Mother defends abducting her kids

Associated Press

KENNEWICK — A Benton City woman says she took her two daughters from a previous marriage and fled California five years ago to protect the girls from their father.

"I did what I knew in my heart was right — the only thing I had left to do," Annette Seddon said in a telephone interview from the Benton County jail.

Seddon and her husband, Steve, agreed Monday not to fight extradition to San Bernardino County, Calif., where they face possible charges of child abduction. Each is being held in lieu of $250,000 bail.

The Seddons were arrested earlier this month after Steve Seddon was stopped for a possible traffic violation.

He said the couple never tried to keep the father, Michael Bonifazi, from the two girls, Ciara and Cortney. They just wanted the visits supervised.

The Seddons have accused Bonifazi of abusing his daughters, but deputy district attorney John Watterson of San Bernardino County said there has been no evidence of abuse and Bonifazi has never been charged.

Bonifazi, of Yucca Valley, Calif., said he was convicted of sex with a minor in 1989 when he was 24 and had a relationship with a 17-year-old girl. He was married to Annette at the time.

"It may have been a stupid thing to do," Bonifazi said. "But it doesn’t mean I’m a child molester."

Annette and Michael Bonifazi divorced in 1992.

"They were back and forth in a longstanding custody battle from 1992 to 1997," said Bruce Granlund, an investigator for the San Bernardino County District Attorney’s Office.

When the courts allowed Bonifazi unsupervised visits with the girls, the Seddons decided to run.

"We lost our appeal," Steve Seddon said. "We had no other choice."

In December 1997, the Seddons took Ciara, then 9, and Cortney, 6, along with daughter Alison Seddon, 4, and 16-year-old Ernie, Annette Seddon’s son from another marriage, and left for Plains, Mont.

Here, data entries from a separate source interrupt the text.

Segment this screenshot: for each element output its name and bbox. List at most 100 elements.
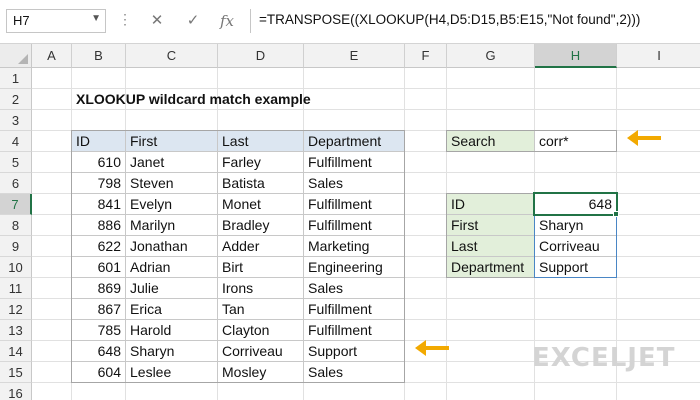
table-cell[interactable]: Sharyn (126, 341, 218, 362)
column-header-b[interactable]: B (72, 44, 126, 68)
arrow-left-icon (415, 340, 449, 356)
row-header-7[interactable]: 7 (0, 194, 32, 215)
table-cell[interactable]: Marketing (304, 236, 405, 257)
row-header-4[interactable]: 4 (0, 131, 32, 152)
result-value[interactable]: Corriveau (535, 236, 617, 257)
table-cell[interactable]: 610 (72, 152, 126, 173)
table-cell[interactable]: Tan (218, 299, 304, 320)
table-cell[interactable]: Sales (304, 173, 405, 194)
result-label[interactable]: Last (447, 236, 535, 257)
table-cell[interactable]: 648 (72, 341, 126, 362)
table-cell[interactable]: Mosley (218, 362, 304, 383)
table-cell[interactable]: Sales (304, 278, 405, 299)
table-cell[interactable]: Batista (218, 173, 304, 194)
column-header-e[interactable]: E (304, 44, 405, 68)
row-header-16[interactable]: 16 (0, 383, 32, 400)
table-header-cell[interactable]: ID (72, 131, 126, 152)
row-header-5[interactable]: 5 (0, 152, 32, 173)
result-label[interactable]: ID (447, 194, 535, 215)
column-header-i[interactable]: I (617, 44, 700, 68)
table-cell[interactable]: Fulfillment (304, 152, 405, 173)
table-cell[interactable]: Leslee (126, 362, 218, 383)
table-cell[interactable]: Marilyn (126, 215, 218, 236)
row-header-12[interactable]: 12 (0, 299, 32, 320)
row-header-6[interactable]: 6 (0, 173, 32, 194)
row-header-9[interactable]: 9 (0, 236, 32, 257)
row-header-10[interactable]: 10 (0, 257, 32, 278)
result-value[interactable]: 648 (535, 194, 617, 215)
table-cell[interactable]: 798 (72, 173, 126, 194)
table-cell[interactable]: 841 (72, 194, 126, 215)
table-cell[interactable]: Fulfillment (304, 215, 405, 236)
row-header-15[interactable]: 15 (0, 362, 32, 383)
row-header-1[interactable]: 1 (0, 68, 32, 89)
table-cell[interactable]: 886 (72, 215, 126, 236)
name-box[interactable]: H7 ▼ (6, 9, 106, 33)
table-cell[interactable]: Steven (126, 173, 218, 194)
table-cell[interactable]: Fulfillment (304, 320, 405, 341)
table-cell[interactable]: Jonathan (126, 236, 218, 257)
column-header-h[interactable]: H (535, 44, 617, 68)
row-header-14[interactable]: 14 (0, 341, 32, 362)
table-cell[interactable]: 869 (72, 278, 126, 299)
row-header-13[interactable]: 13 (0, 320, 32, 341)
table-cell[interactable]: Bradley (218, 215, 304, 236)
table-cell[interactable]: 601 (72, 257, 126, 278)
table-cell[interactable]: Monet (218, 194, 304, 215)
formula-buttons: ⋮ ✕ ✓ fx (118, 9, 250, 33)
result-value[interactable]: Support (535, 257, 617, 278)
table-header-cell[interactable]: First (126, 131, 218, 152)
table-cell[interactable]: Support (304, 341, 405, 362)
sheet-title: XLOOKUP wildcard match example (76, 91, 311, 107)
result-label[interactable]: First (447, 215, 535, 236)
table-cell[interactable]: Harold (126, 320, 218, 341)
table-header-cell[interactable]: Last (218, 131, 304, 152)
formula-bar: H7 ▼ ⋮ ✕ ✓ fx =TRANSPOSE((XLOOKUP(H4,D5:… (0, 0, 700, 44)
table-cell[interactable]: Evelyn (126, 194, 218, 215)
select-all-corner[interactable] (0, 44, 32, 68)
table-cell[interactable]: Janet (126, 152, 218, 173)
table-cell[interactable]: Fulfillment (304, 194, 405, 215)
search-input[interactable]: corr* (535, 131, 617, 152)
function-icon[interactable]: fx (216, 10, 238, 32)
formula-input[interactable]: =TRANSPOSE((XLOOKUP(H4,D5:D15,B5:E15,"No… (250, 9, 696, 33)
row-header-8[interactable]: 8 (0, 215, 32, 236)
exceljet-logo: EXCELJET (532, 343, 675, 373)
column-header-d[interactable]: D (218, 44, 304, 68)
fill-handle[interactable] (613, 211, 619, 217)
table-cell[interactable]: 785 (72, 320, 126, 341)
column-header-f[interactable]: F (405, 44, 447, 68)
check-icon[interactable]: ✓ (182, 10, 204, 32)
column-header-g[interactable]: G (447, 44, 535, 68)
row-header-11[interactable]: 11 (0, 278, 32, 299)
column-header-c[interactable]: C (126, 44, 218, 68)
table-cell[interactable]: Julie (126, 278, 218, 299)
result-value[interactable]: Sharyn (535, 215, 617, 236)
more-icon: ⋮ (118, 11, 133, 27)
table-cell[interactable]: Irons (218, 278, 304, 299)
table-cell[interactable]: Sales (304, 362, 405, 383)
column-header-a[interactable]: A (32, 44, 72, 68)
table-cell[interactable]: Adder (218, 236, 304, 257)
table-cell[interactable]: 622 (72, 236, 126, 257)
table-header-cell[interactable]: Department (304, 131, 405, 152)
table-cell[interactable]: Engineering (304, 257, 405, 278)
arrow-left-icon (627, 130, 661, 146)
chevron-down-icon[interactable]: ▼ (91, 13, 101, 24)
row-header-2[interactable]: 2 (0, 89, 32, 110)
row-header-3[interactable]: 3 (0, 110, 32, 131)
name-box-value: H7 (13, 13, 30, 28)
table-cell[interactable]: Clayton (218, 320, 304, 341)
table-cell[interactable]: 604 (72, 362, 126, 383)
table-cell[interactable]: Fulfillment (304, 299, 405, 320)
table-cell[interactable]: Corriveau (218, 341, 304, 362)
table-cell[interactable]: Erica (126, 299, 218, 320)
table-cell[interactable]: Farley (218, 152, 304, 173)
table-cell[interactable]: Adrian (126, 257, 218, 278)
table-cell[interactable]: Birt (218, 257, 304, 278)
cancel-icon[interactable]: ✕ (146, 10, 168, 32)
table-cell[interactable]: 867 (72, 299, 126, 320)
result-label[interactable]: Department (447, 257, 535, 278)
search-label[interactable]: Search (447, 131, 535, 152)
brand-text: EXCELJET (532, 343, 676, 373)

Granlund said he found Ernie, who by then had turned 18, in Plains in 1999. But the Seddons and the three girls were on their way to Eastern Washington. In Benton City, they built new lives with new names — Mark and Debbie Davis.

Steve Seddon got a job at an auto parts store and Annette Seddon stayed home with the girls, whom she home-schooled. They tried to live a normal life and not dwell on the past.

"We didn’t really talk about it," Annette Seddon said.

The most difficult part of hiding was lying to everyone about who they were.

"Yes, I lied," she said. "But it was imperative to our safety and well-being."

Ciara, now 14, and Cortney, 10, were returned to California for a reunion with their father.

Alison, now 8, is being cared for by her grandmother, Marguerite Galaski, Annette Seddon’s mother.

Annette Seddon said she wonders how her daughters are faring in California. "I’m just hanging out here wondering what is going on," she said. "It’s very difficult."